During the Great Patriotic War, the authorities of the East Siberian Railway provided volunteer units to be dispatched to the front (20 railmen would be awarded the title of Hero of the Soviet Union), found resources for repairing military equipment, prepared rolling stock, and gradually increased the amount of freight from Siberia to the European part of the country.

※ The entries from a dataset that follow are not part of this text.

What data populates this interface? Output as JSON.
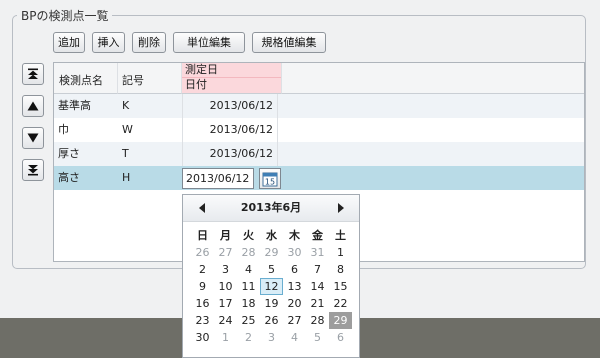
{
  "group_title": "BPの検測点一覧",
  "toolbar": {
    "add": "追加",
    "insert": "挿入",
    "delete": "削除",
    "unit_edit": "単位編集",
    "standard_edit": "規格値編集"
  },
  "grid": {
    "headers": {
      "name": "検測点名",
      "code": "記号",
      "date_top": "測定日",
      "date_bottom": "日付"
    },
    "rows": [
      {
        "name": "基準高",
        "code": "K",
        "date": "2013/06/12"
      },
      {
        "name": "巾",
        "code": "W",
        "date": "2013/06/12"
      },
      {
        "name": "厚さ",
        "code": "T",
        "date": "2013/06/12"
      },
      {
        "name": "高さ",
        "code": "H",
        "date": "2013/06/12"
      }
    ]
  },
  "date_editor": {
    "value": "2013/06/12",
    "icon_day": "15"
  },
  "calendar": {
    "title": "2013年6月",
    "weekdays": [
      "日",
      "月",
      "火",
      "水",
      "木",
      "金",
      "土"
    ],
    "weeks": [
      [
        "26",
        "27",
        "28",
        "29",
        "30",
        "31",
        "1"
      ],
      [
        "2",
        "3",
        "4",
        "5",
        "6",
        "7",
        "8"
      ],
      [
        "9",
        "10",
        "11",
        "12",
        "13",
        "14",
        "15"
      ],
      [
        "16",
        "17",
        "18",
        "19",
        "20",
        "21",
        "22"
      ],
      [
        "23",
        "24",
        "25",
        "26",
        "27",
        "28",
        "29"
      ],
      [
        "30",
        "1",
        "2",
        "3",
        "4",
        "5",
        "6"
      ]
    ],
    "today": "12",
    "selected": "29"
  }
}
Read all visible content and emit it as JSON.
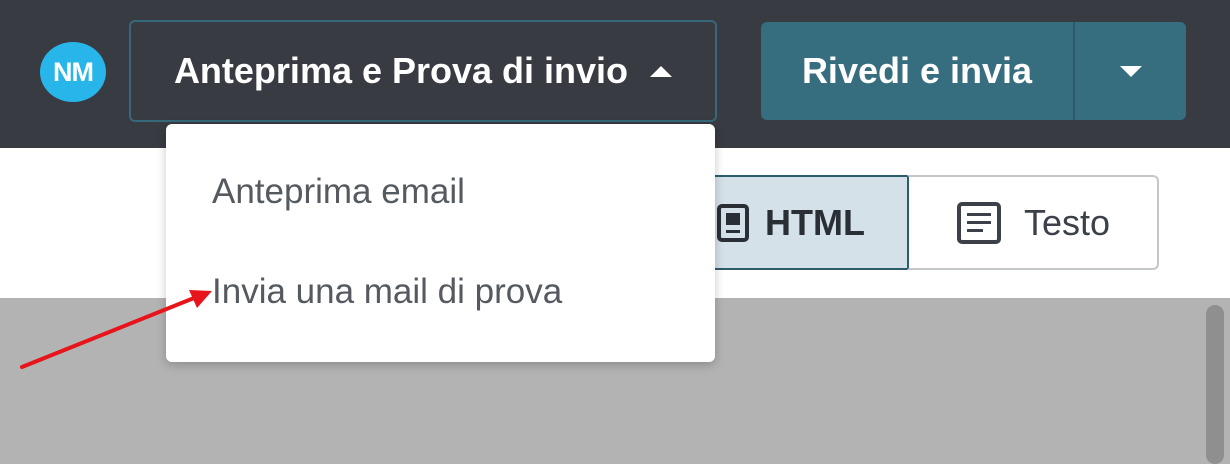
{
  "header": {
    "avatar_initials": "NM",
    "preview_button_label": "Anteprima e Prova di invio",
    "review_button_label": "Rivedi e invia"
  },
  "dropdown": {
    "items": [
      {
        "label": "Anteprima email"
      },
      {
        "label": "Invia una mail di prova"
      }
    ]
  },
  "view_toggle": {
    "html_label": "HTML",
    "text_label": "Testo",
    "selected": "HTML"
  },
  "icons": {
    "preview_caret": "caret-up-icon",
    "review_caret": "caret-down-icon",
    "html_view": "html-icon",
    "text_view": "text-document-icon"
  },
  "annotation": {
    "color": "#e8141b"
  }
}
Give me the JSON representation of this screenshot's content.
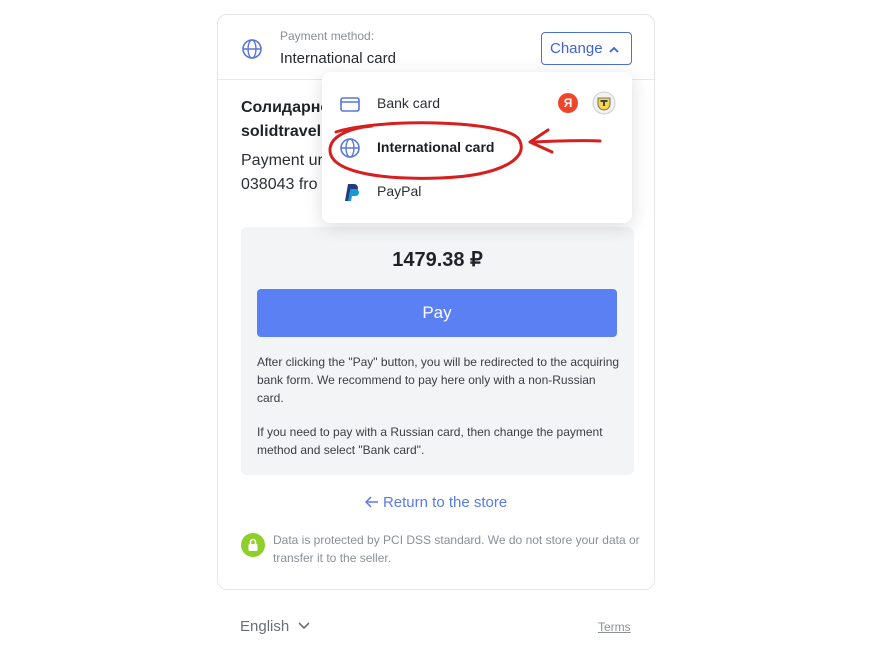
{
  "header": {
    "caption": "Payment method:",
    "value": "International card",
    "change_label": "Change",
    "globe_icon": "globe-icon"
  },
  "merchant": {
    "name": "Солидарность",
    "site": "solidtravel",
    "desc_line1": "Payment ur",
    "desc_line2": "038043 fro"
  },
  "payment": {
    "amount": "1479.38 ₽",
    "pay_label": "Pay",
    "notice1": "After clicking the \"Pay\" button, you will be redirected to the acquiring bank form. We recommend to pay here only with a non-Russian card.",
    "notice2": "If you need to pay with a Russian card, then change the payment method and select \"Bank card\"."
  },
  "return_label": "Return to the store",
  "security_text": "Data is protected by PCI DSS standard. We do not store your data or transfer it to the seller.",
  "footer": {
    "language": "English",
    "terms": "Terms"
  },
  "dropdown": {
    "options": [
      {
        "label": "Bank card",
        "icon": "bank-card-icon",
        "badges": [
          "Я"
        ]
      },
      {
        "label": "International card",
        "icon": "globe-icon",
        "selected": true
      },
      {
        "label": "PayPal",
        "icon": "paypal-icon"
      }
    ]
  },
  "colors": {
    "accent": "#5b80f3",
    "link": "#5a7ae8",
    "security": "#8fcf2a",
    "annotation": "#d6201f"
  }
}
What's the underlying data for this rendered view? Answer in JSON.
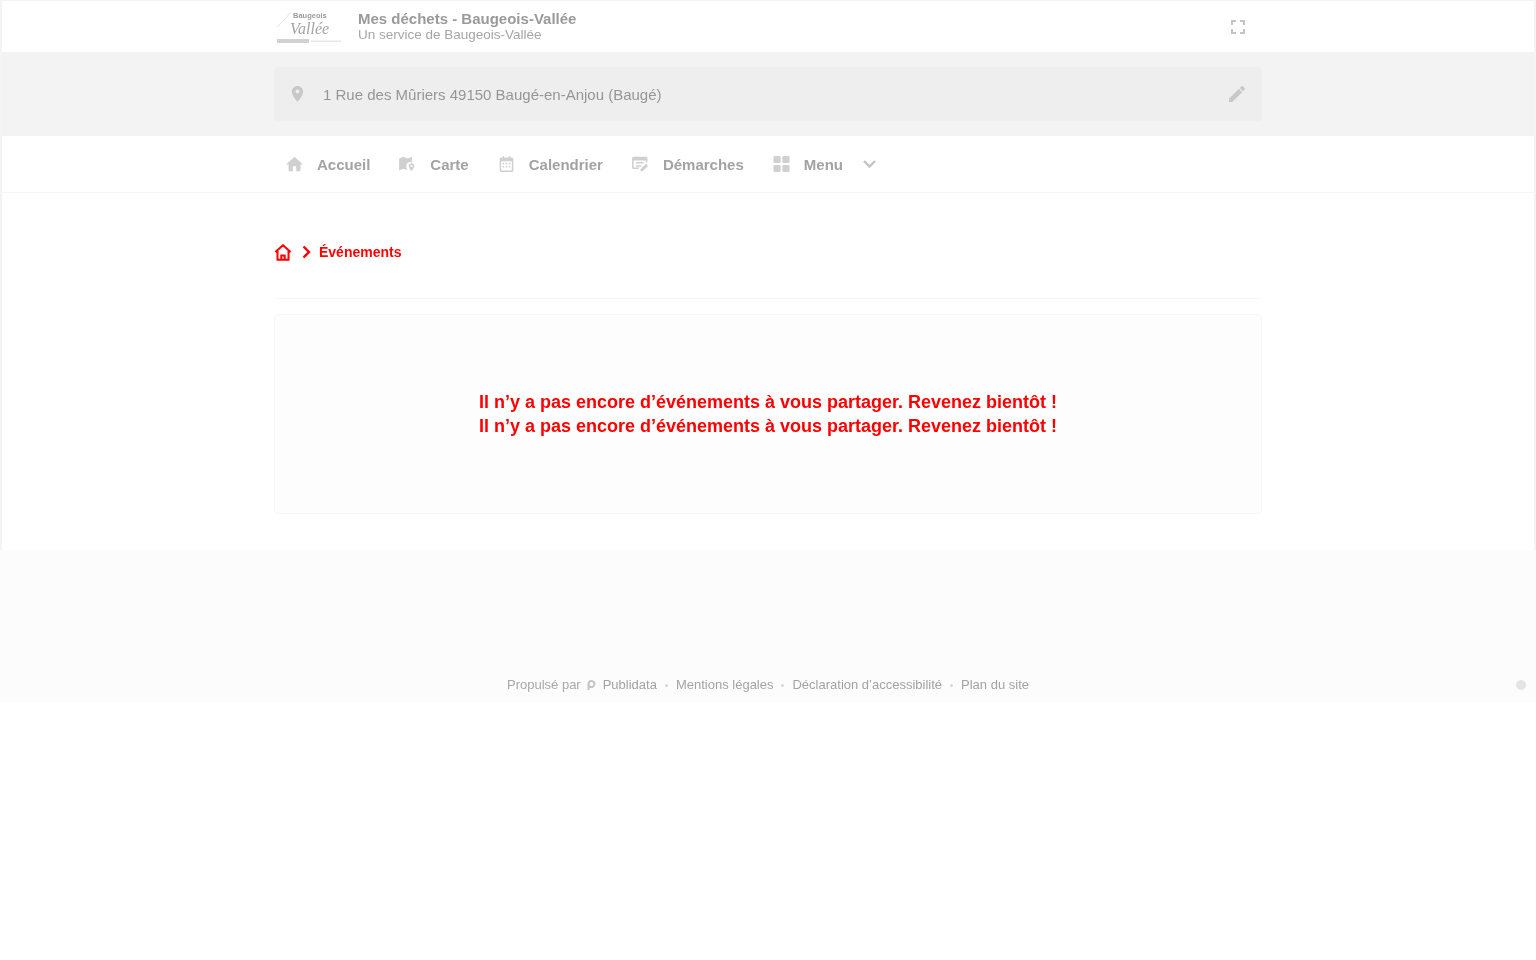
{
  "header": {
    "logo": {
      "wordmark": "Baugeois",
      "script": "Vallée"
    },
    "title": "Mes déchets - Baugeois-Vallée",
    "subtitle": "Un service de Baugeois-Vallée"
  },
  "address_bar": {
    "value": "1 Rue des Mûriers 49150 Baugé-en-Anjou (Baugé)"
  },
  "nav": {
    "items": [
      {
        "label": "Accueil",
        "kind": "link"
      },
      {
        "label": "Carte",
        "kind": "link"
      },
      {
        "label": "Calendrier",
        "kind": "link"
      },
      {
        "label": "Démarches",
        "kind": "link"
      },
      {
        "label": "Menu",
        "kind": "dropdown"
      }
    ]
  },
  "breadcrumb": {
    "current": "Événements"
  },
  "empty_state": {
    "lines": [
      "Il n’y a pas encore d’événements à vous partager. Revenez bientôt !",
      "Il n’y a pas encore d’événements à vous partager. Revenez bientôt !"
    ]
  },
  "footer": {
    "powered_by": {
      "label": "Propulsé par",
      "brand": "Publidata"
    },
    "links": [
      "Mentions légales",
      "Déclaration d’accessibilité",
      "Plan du site"
    ]
  }
}
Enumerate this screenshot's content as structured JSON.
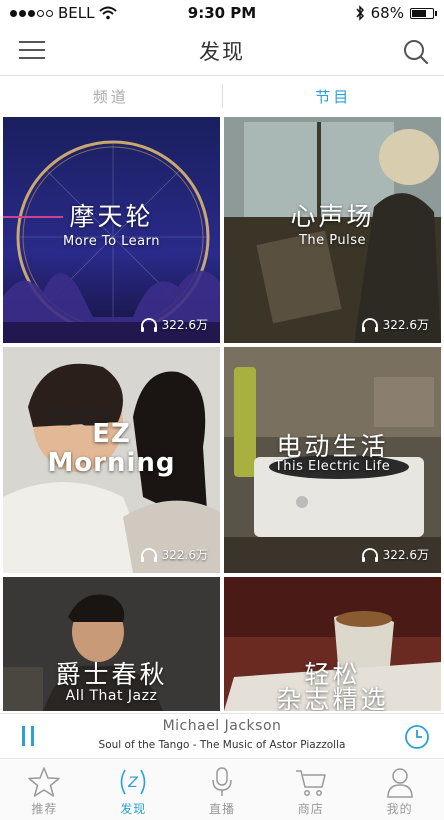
{
  "status_bar": {
    "carrier": "BELL",
    "time": "9:30 PM",
    "battery": "68%",
    "battery_level": 0.68
  },
  "nav": {
    "title": "发现"
  },
  "tabs": [
    {
      "label": "频道",
      "active": false
    },
    {
      "label": "节目",
      "active": true
    }
  ],
  "cards": [
    {
      "title_cn": "摩天轮",
      "title_en": "More To Learn",
      "listens": "322.6万"
    },
    {
      "title_cn": "心声场",
      "title_en": "The Pulse",
      "listens": "322.6万"
    },
    {
      "title_cn": "",
      "title_en_line1": "EZ",
      "title_en_line2": "Morning",
      "listens": "322.6万"
    },
    {
      "title_cn": "电动生活",
      "title_en": "This Electric Life",
      "listens": "322.6万"
    },
    {
      "title_cn": "爵士春秋",
      "title_en": "All That Jazz"
    },
    {
      "title_cn_line1": "轻松",
      "title_cn_line2": "杂志精选"
    }
  ],
  "player": {
    "artist": "Michael Jackson",
    "track": "Soul of the Tango - The Music of Astor Piazzolla"
  },
  "tabbar": [
    {
      "label": "推荐",
      "icon": "star-icon",
      "active": false
    },
    {
      "label": "发现",
      "icon": "discover-icon",
      "active": true
    },
    {
      "label": "直播",
      "icon": "microphone-icon",
      "active": false
    },
    {
      "label": "商店",
      "icon": "cart-icon",
      "active": false
    },
    {
      "label": "我的",
      "icon": "person-icon",
      "active": false
    }
  ],
  "colors": {
    "accent": "#2a9fd8"
  }
}
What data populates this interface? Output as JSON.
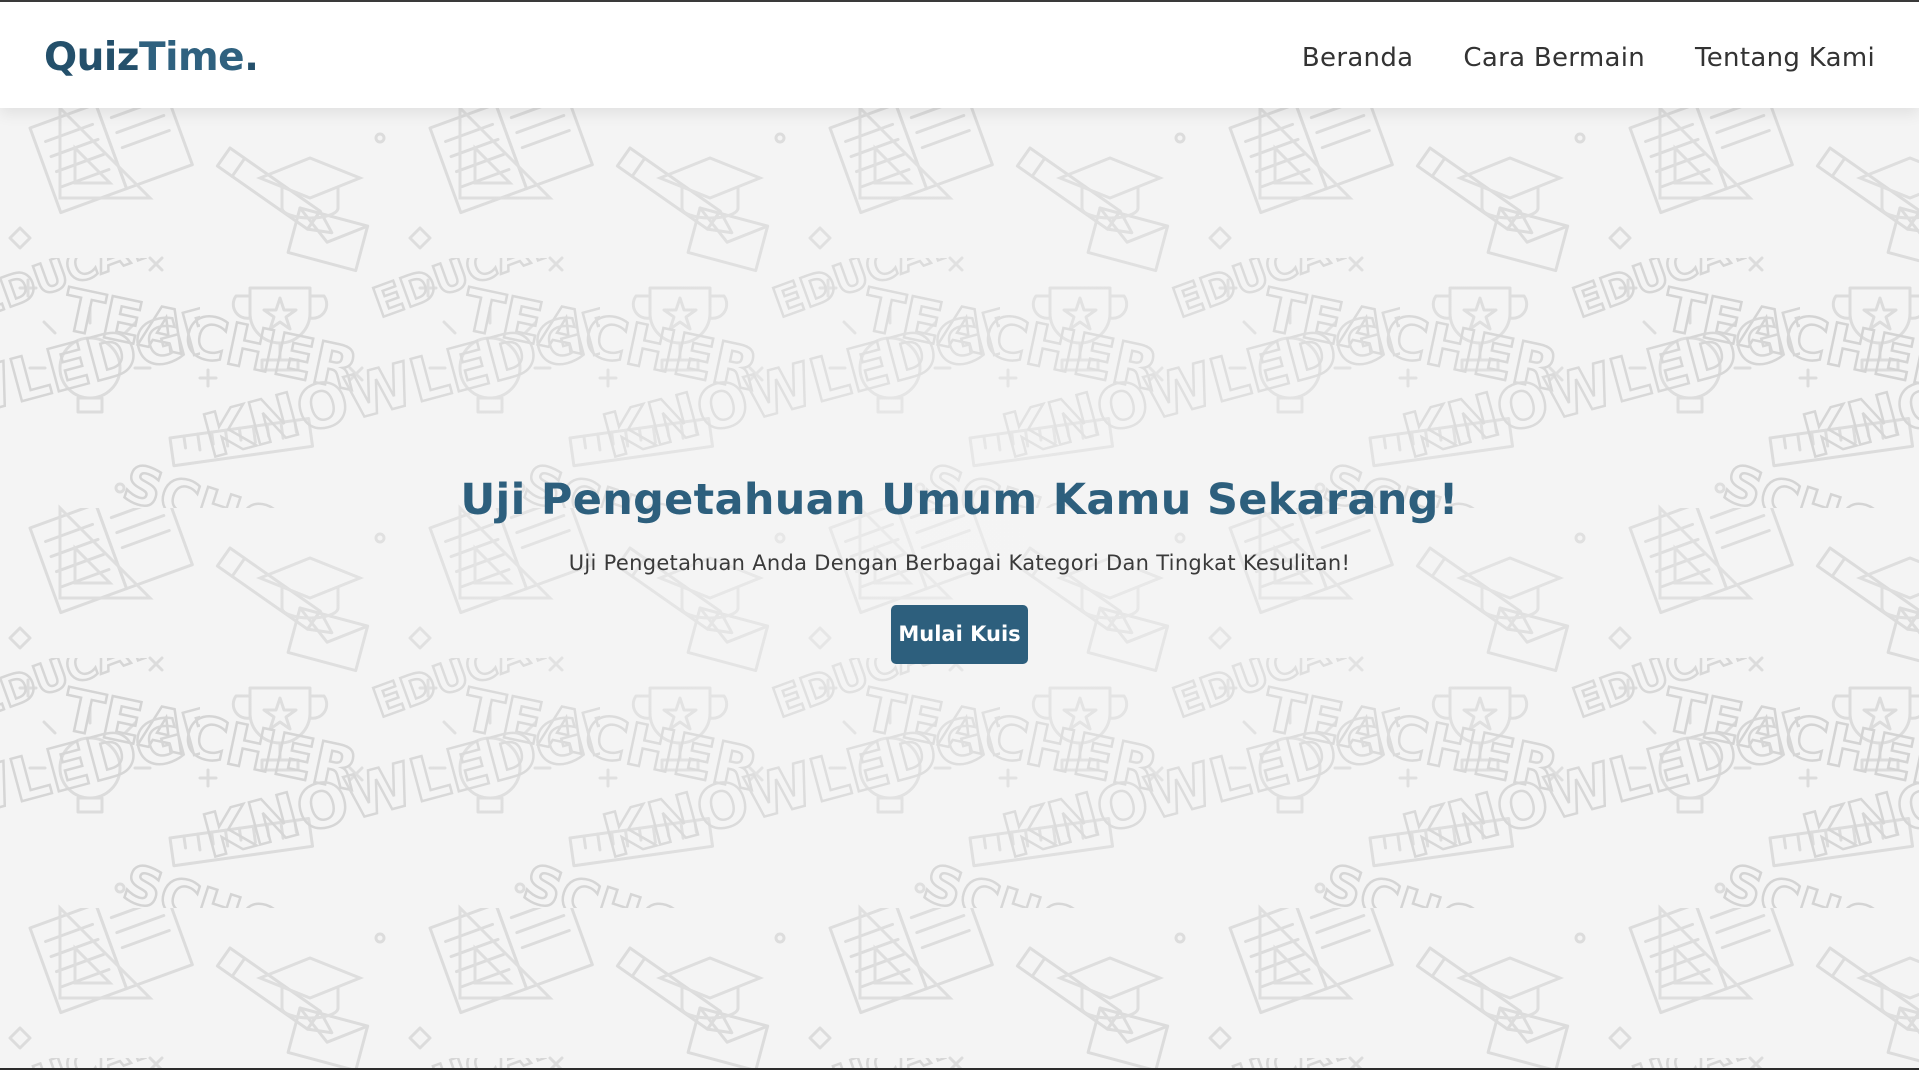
{
  "brand": {
    "name_part1": "Quiz",
    "name_part2": "Time",
    "name_dot": "."
  },
  "nav": {
    "items": [
      {
        "label": "Beranda"
      },
      {
        "label": "Cara Bermain"
      },
      {
        "label": "Tentang Kami"
      }
    ]
  },
  "hero": {
    "title": "Uji Pengetahuan Umum Kamu Sekarang!",
    "subtitle": "Uji Pengetahuan Anda Dengan Berbagai Kategori Dan Tingkat Kesulitan!",
    "button_label": "Mulai Kuis"
  },
  "colors": {
    "accent": "#2d5f7d",
    "pattern_stroke": "#d8d8d8",
    "background": "#f4f4f4"
  },
  "background_pattern": {
    "words": [
      "TEACHER",
      "SCHOOL",
      "KNOWLEDGE",
      "EDUCATION"
    ]
  }
}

In the post-war years, the amount of traffic carried continued its increase along with the reconstruction of transportation facilities and introduction of new technology. In 1948, the East Siberian Railway reached its pre-war loading and cargo-turnover level. In 1958, they commissioned the new Taishet-Bratsk-Lena railway, which connected the basins of the Angara and Lena Rivers with the rest of the Siberian railroad network, providing immediate access to mineral deposits in the Angara basin (e.g. the Korshunovskoye iron ore deposit) and abundant logging regions and ensuring an uninterrupted supply of cargo to the northern areas of Irkutsk Oblast and Yakutia. At the end of 1965, a long Abakan-Taishet section of the East Siberian Railway was commissioned, an electrified high-class railroad with modern means of communication, electric interlocking of railroad switches, and a remote dispatching system. This section of the railway provided a new access to the Kuzbass, Kazakhstan, and Central Asia from the regions of the Russian Far East and Siberia. The early 1970s saw the completion of construction of the northbound line from the Khrebtovaya railway station to Ust-Ilimsk Hydroelectric Powerplant ().